Os resultados mostraram que pacientes com GLS maior ou igual a -13,8% (mais comprometido) apresentaram pior prognóstico, com maior incidência de óbito e complicações. De acordo com os pesquisadores, mesmo após ajustes por idade, sexo e fração de ejeção do ventrículo esquerdo (porcentagem de sangue bombeada pelo ventrículo esquerdo a cada batimento), o GLS se manteve como um preditor independente de risco, com significância estatística.
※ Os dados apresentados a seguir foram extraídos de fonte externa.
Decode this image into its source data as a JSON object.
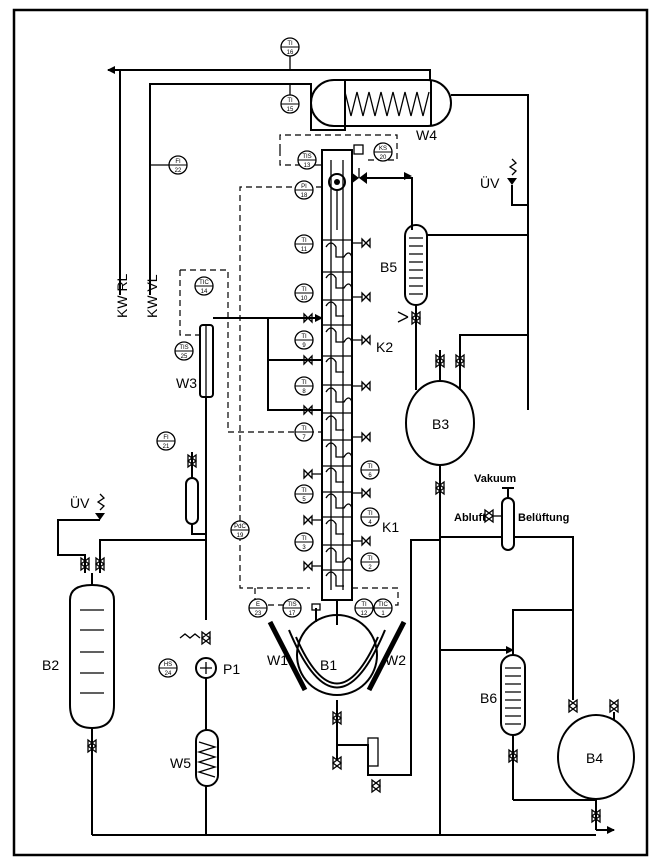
{
  "equipment": {
    "w4": "W4",
    "w3": "W3",
    "w5": "W5",
    "w1": "W1",
    "w2": "W2",
    "b1": "B1",
    "b2": "B2",
    "b3": "B3",
    "b4": "B4",
    "b5": "B5",
    "b6": "B6",
    "k1": "K1",
    "k2": "K2",
    "p1": "P1"
  },
  "streams": {
    "kw_rl": "KW RL",
    "kw_vl": "KW VL",
    "uv_top": "ÜV",
    "uv_left": "ÜV",
    "vakuum": "Vakuum",
    "abluft": "Abluft",
    "belueftung": "Belüftung"
  },
  "instruments": [
    {
      "tag": "TI",
      "num": "16"
    },
    {
      "tag": "TI",
      "num": "15"
    },
    {
      "tag": "FI",
      "num": "22"
    },
    {
      "tag": "TIS",
      "num": "13"
    },
    {
      "tag": "KS",
      "num": "20"
    },
    {
      "tag": "PI",
      "num": "18"
    },
    {
      "tag": "TI",
      "num": "11"
    },
    {
      "tag": "TI",
      "num": "10"
    },
    {
      "tag": "TI",
      "num": "9"
    },
    {
      "tag": "TI",
      "num": "8"
    },
    {
      "tag": "TI",
      "num": "7"
    },
    {
      "tag": "TI",
      "num": "6"
    },
    {
      "tag": "TI",
      "num": "5"
    },
    {
      "tag": "TI",
      "num": "4"
    },
    {
      "tag": "TI",
      "num": "3"
    },
    {
      "tag": "TI",
      "num": "2"
    },
    {
      "tag": "TIC",
      "num": "14"
    },
    {
      "tag": "TIS",
      "num": "25"
    },
    {
      "tag": "FI",
      "num": "21"
    },
    {
      "tag": "PdC",
      "num": "19"
    },
    {
      "tag": "E",
      "num": "23"
    },
    {
      "tag": "TIS",
      "num": "17"
    },
    {
      "tag": "TI",
      "num": "12"
    },
    {
      "tag": "TIC",
      "num": "1"
    },
    {
      "tag": "HS",
      "num": "24"
    }
  ]
}
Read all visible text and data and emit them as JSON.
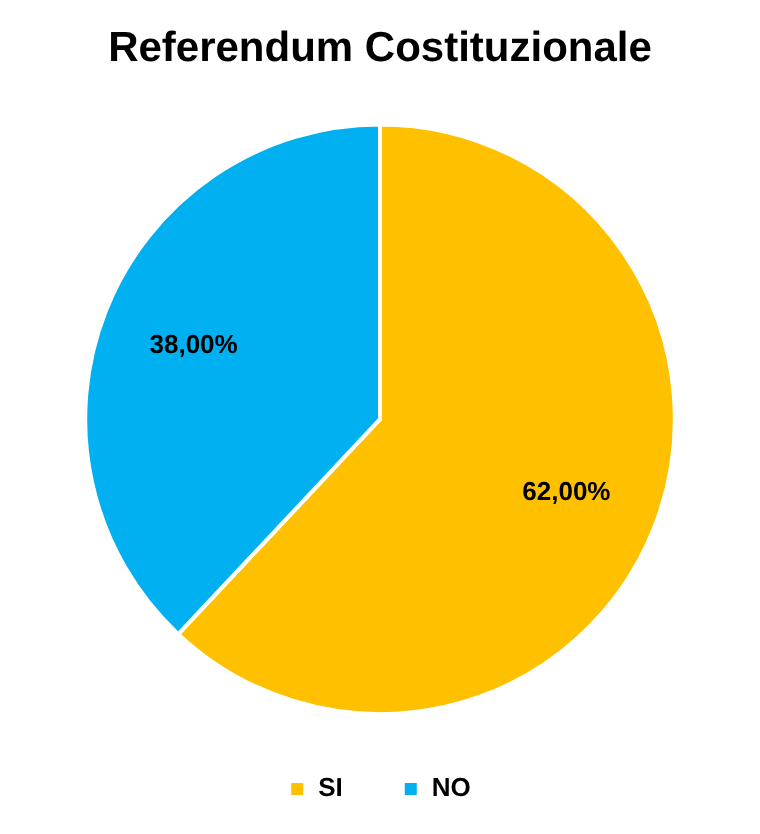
{
  "chart_data": {
    "type": "pie",
    "title": "Referendum Costituzionale",
    "categories": [
      "SI",
      "NO"
    ],
    "values": [
      62,
      38
    ],
    "colors": [
      "#ffc000",
      "#00b0f0"
    ],
    "value_labels": [
      "62,00%",
      "38,00%"
    ],
    "legend": "bottom"
  }
}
“Essa técnica já é utilizada em diversas outras cardiopatias, tais como em pacientes oncológicos para monitorar agressões ao coração causadas por quimioterapia, como em casos de câncer de mama. Agora, o estudo sugere que o mesmo método pode ser aplicado para rastrear a evolução da doença de Chagas, especialmente em locais onde o diagnóstico é pouco realizado, como em regiões geográficas de pouca prevalência da doença”, explica a pesquisadora à Agência FAPESP.
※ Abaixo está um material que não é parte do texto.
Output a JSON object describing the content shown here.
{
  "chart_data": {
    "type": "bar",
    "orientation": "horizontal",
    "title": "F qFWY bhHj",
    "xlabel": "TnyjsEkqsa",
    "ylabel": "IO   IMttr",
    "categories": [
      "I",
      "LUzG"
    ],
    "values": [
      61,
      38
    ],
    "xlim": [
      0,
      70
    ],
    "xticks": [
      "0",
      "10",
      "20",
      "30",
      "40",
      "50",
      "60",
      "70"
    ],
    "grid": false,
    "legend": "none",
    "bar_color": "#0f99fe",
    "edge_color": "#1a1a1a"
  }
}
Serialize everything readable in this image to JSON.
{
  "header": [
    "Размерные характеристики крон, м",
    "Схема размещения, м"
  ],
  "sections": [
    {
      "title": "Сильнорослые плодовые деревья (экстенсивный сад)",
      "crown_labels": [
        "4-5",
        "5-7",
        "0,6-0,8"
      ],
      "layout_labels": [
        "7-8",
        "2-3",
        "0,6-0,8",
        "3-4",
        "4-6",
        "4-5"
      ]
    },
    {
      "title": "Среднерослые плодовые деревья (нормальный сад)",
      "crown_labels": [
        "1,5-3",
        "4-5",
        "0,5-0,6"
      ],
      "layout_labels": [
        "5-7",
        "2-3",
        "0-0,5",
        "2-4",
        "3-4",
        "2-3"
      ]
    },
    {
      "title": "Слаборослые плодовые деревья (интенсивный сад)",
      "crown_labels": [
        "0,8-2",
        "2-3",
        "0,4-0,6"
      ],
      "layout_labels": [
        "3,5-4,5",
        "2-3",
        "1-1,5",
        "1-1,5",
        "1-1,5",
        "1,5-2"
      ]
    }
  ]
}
Romano destaca que estudos anteriores já validaram outros índices para a detecção precoce das complicações cardíacas decorrentes da doença de Chagas, mas ainda não tinham provado o papel do GLS como prognosticador independente.
Uma das formas de prever o risco da cardiopatia crônica por Chagas já validado é o escore Rassi. Desenvolvido por um pesquisador brasileiro, o escore avalia seis variáveis para predizer o prognóstico de um paciente com doença de Chagas a longo prazo. “Ele já foi validado, mas ainda deixa uma margem de risco entre os casos intermediários, quer dizer, aqueles que não se classificam como de alto ou baixo risco”, diz a pesquisadora.
Para a detecção de fibrose miocárdica o método mais preciso é a ressonância cardíaca magnética com contraste (gadolínio). No entanto, trata-se de um exame caro, pouco disponível e que pode causar desconforto em pacientes com claustrofobia.
Já a ecocardiografia utilizando GLS é mais barata, pode ser repetida quantas vezes for necessário e aplicada em larga escala. “É um marcador de risco que pode trazer ampla aplicabilidade, especialmente em locais onde o diagnóstico da cardiopatia de Chagas ainda é raro”, reforça Romano.
Apesar da boa notícia, ainda existem desafios para a implementação do GLS em larga escala. Embora acessível, a técnica exige conhecimento técnico e interpretação especializada. “A técnica é mais complexa do que exames laboratoriais convencionais, como dosagens bioquímicas. Ainda assim, representa um avanço relevante na estratificação de risco e no acompanhamento da evolução da cardiopatia chagásica crônica, oferecendo aos profissionais de saúde uma ferramenta poderosa para decisões clínicas mais precisas”, conclui Romano.
O artigo Global longitudinal strain as a predictor of outcomes in chronic Chagas’ cardiomyopathy pode ser lido em: journals.plos.org/plosntds/article?id=10.1371/journal.pntd.0012941.